A $2.50 Montreal bagel from Mile End.
If hell was a bit nippy this past weekend, or airborne pigs were spotted over Prospect Park, I can offer an explanation. Which is this: Shortly after noon on Saturday, I, The Brokavore, a man devoted to thrift the way carp are devoted to swimming, walked into the Mile End on Hoyt Street in Boerum Hill, asked for a poppyseed bagel, and pried $2.50 from my cold, not-quite-dead hands.
This unlikely event followed on the heels of my rant last week about the Canada-centric diner’s practice of having bagels express-delivered from Montreal early Saturday mornings, and the wrongness of Brooklynites eating bagels with an overinflated pricetag and a global footprint that would give Al Gore indigestion.
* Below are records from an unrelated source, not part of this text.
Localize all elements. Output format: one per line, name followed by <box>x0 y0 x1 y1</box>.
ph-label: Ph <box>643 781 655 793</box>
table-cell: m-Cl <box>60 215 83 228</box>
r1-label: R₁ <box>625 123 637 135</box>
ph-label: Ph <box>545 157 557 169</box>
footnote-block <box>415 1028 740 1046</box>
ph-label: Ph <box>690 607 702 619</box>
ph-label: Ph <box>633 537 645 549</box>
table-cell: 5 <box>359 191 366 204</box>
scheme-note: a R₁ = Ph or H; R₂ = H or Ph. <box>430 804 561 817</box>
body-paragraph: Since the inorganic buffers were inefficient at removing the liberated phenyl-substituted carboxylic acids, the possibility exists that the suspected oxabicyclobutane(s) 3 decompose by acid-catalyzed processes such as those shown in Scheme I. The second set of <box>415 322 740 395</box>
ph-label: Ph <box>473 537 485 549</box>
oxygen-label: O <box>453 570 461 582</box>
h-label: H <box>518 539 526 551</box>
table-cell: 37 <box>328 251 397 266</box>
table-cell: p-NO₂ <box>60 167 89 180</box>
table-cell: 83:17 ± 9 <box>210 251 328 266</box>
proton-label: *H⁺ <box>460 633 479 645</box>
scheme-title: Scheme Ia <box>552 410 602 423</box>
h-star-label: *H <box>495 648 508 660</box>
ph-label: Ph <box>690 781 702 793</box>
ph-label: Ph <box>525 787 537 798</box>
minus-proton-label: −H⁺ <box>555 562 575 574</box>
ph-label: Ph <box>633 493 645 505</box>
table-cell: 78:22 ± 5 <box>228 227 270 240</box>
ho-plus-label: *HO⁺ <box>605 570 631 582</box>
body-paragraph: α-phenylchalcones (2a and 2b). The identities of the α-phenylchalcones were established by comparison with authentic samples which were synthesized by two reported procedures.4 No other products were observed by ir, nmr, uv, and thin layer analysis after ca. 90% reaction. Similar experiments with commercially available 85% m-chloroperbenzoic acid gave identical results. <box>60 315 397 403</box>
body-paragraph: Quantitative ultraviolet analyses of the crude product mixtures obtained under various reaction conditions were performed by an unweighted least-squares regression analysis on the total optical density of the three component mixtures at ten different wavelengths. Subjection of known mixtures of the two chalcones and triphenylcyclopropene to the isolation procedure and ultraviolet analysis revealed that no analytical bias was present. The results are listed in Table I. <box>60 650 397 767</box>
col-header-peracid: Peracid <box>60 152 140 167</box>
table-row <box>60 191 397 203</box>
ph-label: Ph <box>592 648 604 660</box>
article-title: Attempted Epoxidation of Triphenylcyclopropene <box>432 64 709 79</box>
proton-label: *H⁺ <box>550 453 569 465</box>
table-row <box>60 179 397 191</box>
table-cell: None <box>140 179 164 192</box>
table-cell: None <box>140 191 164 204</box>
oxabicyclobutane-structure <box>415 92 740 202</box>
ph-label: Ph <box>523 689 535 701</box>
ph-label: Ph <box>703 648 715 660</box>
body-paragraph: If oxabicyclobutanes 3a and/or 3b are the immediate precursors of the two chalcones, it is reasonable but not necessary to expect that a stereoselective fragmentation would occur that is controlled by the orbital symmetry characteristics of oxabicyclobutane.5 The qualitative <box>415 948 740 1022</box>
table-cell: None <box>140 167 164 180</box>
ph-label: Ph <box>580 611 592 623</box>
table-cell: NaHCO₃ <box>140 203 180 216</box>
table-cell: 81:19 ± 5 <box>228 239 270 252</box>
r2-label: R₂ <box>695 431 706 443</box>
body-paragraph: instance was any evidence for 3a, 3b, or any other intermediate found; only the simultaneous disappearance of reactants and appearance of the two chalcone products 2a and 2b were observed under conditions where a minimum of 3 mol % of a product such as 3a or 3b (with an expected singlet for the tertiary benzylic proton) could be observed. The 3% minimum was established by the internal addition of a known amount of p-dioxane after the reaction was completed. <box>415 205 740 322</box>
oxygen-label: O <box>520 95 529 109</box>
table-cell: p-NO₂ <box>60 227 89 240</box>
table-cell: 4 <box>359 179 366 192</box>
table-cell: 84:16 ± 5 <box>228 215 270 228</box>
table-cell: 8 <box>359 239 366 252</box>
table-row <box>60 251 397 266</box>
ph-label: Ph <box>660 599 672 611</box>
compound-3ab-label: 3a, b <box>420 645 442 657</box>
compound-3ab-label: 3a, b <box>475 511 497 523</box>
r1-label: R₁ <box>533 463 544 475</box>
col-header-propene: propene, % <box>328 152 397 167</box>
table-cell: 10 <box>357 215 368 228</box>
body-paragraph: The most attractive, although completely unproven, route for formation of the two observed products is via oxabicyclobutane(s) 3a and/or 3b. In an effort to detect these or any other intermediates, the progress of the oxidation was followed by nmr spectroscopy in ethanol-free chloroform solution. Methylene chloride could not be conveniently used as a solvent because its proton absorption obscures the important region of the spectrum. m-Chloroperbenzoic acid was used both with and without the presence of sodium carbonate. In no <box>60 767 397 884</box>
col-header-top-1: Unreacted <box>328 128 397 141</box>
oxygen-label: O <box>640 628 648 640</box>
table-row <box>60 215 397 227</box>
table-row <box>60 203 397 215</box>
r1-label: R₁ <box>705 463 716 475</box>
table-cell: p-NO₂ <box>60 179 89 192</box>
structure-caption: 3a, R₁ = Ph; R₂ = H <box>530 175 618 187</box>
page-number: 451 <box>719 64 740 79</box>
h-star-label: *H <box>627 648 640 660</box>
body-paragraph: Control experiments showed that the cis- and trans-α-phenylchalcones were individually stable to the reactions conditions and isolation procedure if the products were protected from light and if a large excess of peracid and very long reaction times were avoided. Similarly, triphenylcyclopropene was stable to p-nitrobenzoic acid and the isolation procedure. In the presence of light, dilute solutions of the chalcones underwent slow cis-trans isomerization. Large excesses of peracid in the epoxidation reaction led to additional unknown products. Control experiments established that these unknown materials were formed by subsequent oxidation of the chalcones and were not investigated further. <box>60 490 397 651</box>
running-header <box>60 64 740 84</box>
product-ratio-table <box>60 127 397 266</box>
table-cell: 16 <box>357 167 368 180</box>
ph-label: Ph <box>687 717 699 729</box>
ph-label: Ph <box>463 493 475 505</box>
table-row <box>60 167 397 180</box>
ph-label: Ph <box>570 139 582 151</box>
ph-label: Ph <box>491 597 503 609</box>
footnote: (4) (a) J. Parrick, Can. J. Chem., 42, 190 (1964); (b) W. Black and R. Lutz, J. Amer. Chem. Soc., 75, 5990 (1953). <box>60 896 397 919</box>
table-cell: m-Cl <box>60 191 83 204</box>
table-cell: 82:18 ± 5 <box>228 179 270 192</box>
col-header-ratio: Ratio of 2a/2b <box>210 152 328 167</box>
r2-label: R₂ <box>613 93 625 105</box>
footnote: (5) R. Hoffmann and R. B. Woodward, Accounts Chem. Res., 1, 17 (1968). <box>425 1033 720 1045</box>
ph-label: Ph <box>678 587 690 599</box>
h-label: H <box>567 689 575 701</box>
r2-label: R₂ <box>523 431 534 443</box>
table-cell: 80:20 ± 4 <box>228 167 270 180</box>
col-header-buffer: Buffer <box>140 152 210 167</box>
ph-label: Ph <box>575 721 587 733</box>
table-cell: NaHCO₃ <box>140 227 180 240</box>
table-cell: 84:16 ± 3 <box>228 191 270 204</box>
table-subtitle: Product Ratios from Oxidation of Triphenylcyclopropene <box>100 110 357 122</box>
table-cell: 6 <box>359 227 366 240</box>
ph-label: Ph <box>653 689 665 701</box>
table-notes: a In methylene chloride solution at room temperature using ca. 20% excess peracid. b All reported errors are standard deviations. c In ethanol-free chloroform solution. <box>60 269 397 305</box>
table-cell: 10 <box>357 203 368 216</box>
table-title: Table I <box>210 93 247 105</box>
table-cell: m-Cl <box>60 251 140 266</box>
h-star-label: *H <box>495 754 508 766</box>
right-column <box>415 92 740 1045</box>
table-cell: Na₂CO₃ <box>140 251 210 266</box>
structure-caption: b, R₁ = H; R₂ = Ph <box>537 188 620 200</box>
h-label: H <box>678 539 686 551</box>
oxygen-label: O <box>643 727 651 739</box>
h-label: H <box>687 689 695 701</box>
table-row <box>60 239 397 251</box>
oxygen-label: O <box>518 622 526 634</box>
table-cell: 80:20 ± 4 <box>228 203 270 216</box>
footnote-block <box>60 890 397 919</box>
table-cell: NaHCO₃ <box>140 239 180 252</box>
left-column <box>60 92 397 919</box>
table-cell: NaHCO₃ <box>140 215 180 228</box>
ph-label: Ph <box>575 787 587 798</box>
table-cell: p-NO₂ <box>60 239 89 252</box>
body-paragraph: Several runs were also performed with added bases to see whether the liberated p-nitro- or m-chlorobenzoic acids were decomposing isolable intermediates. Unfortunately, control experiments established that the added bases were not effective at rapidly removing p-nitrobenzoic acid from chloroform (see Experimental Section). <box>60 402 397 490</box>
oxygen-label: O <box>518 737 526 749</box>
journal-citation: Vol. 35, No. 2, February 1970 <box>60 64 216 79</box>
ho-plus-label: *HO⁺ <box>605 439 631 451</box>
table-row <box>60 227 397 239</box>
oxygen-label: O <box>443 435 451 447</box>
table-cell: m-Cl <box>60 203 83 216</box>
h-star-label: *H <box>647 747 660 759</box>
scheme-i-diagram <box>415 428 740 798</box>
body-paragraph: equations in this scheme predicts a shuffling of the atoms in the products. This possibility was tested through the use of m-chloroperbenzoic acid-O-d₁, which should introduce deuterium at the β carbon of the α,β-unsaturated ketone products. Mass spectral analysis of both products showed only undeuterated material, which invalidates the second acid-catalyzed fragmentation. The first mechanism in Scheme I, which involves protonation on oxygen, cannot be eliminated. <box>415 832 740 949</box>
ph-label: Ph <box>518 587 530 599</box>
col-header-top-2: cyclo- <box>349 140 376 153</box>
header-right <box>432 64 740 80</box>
It sparked my curiosity about what such bagels were like, and whether the Canadians can best us in anything besides hockey and healthcare, so I picked up a poppy model (the other choices were sesame and plain) and took it home to investigate.
First observation: Canadian bagels are skinny, with a hole in the middle that you can fit a finger through. As an enemy of puffed-up, oversized bagels, I approved. And they’ve got a pleasing irregularity of shape created by hand-rolling. So far so good.
Second observation: They’re…. how should I put this….. bad. I kid you not. Deep down I expected to like them, maybe even to have to admit that they were a worthy alternative to Brooklyn bagels. But they lacked flavor beyond a pronounced and unwelcome sweetness, and their texture was dry and crumbly.
I toasted the second half, and it helped, but not enough. And two fellow tasters agreed: “mealy,” Becky called it, while Jim complained that it just lay there lifeless in his mouth, and “didn’t put up a fight.” He also noted that the bite in question had cost about 50 cents. So, here at Brokelyn, our advice stands: See America first.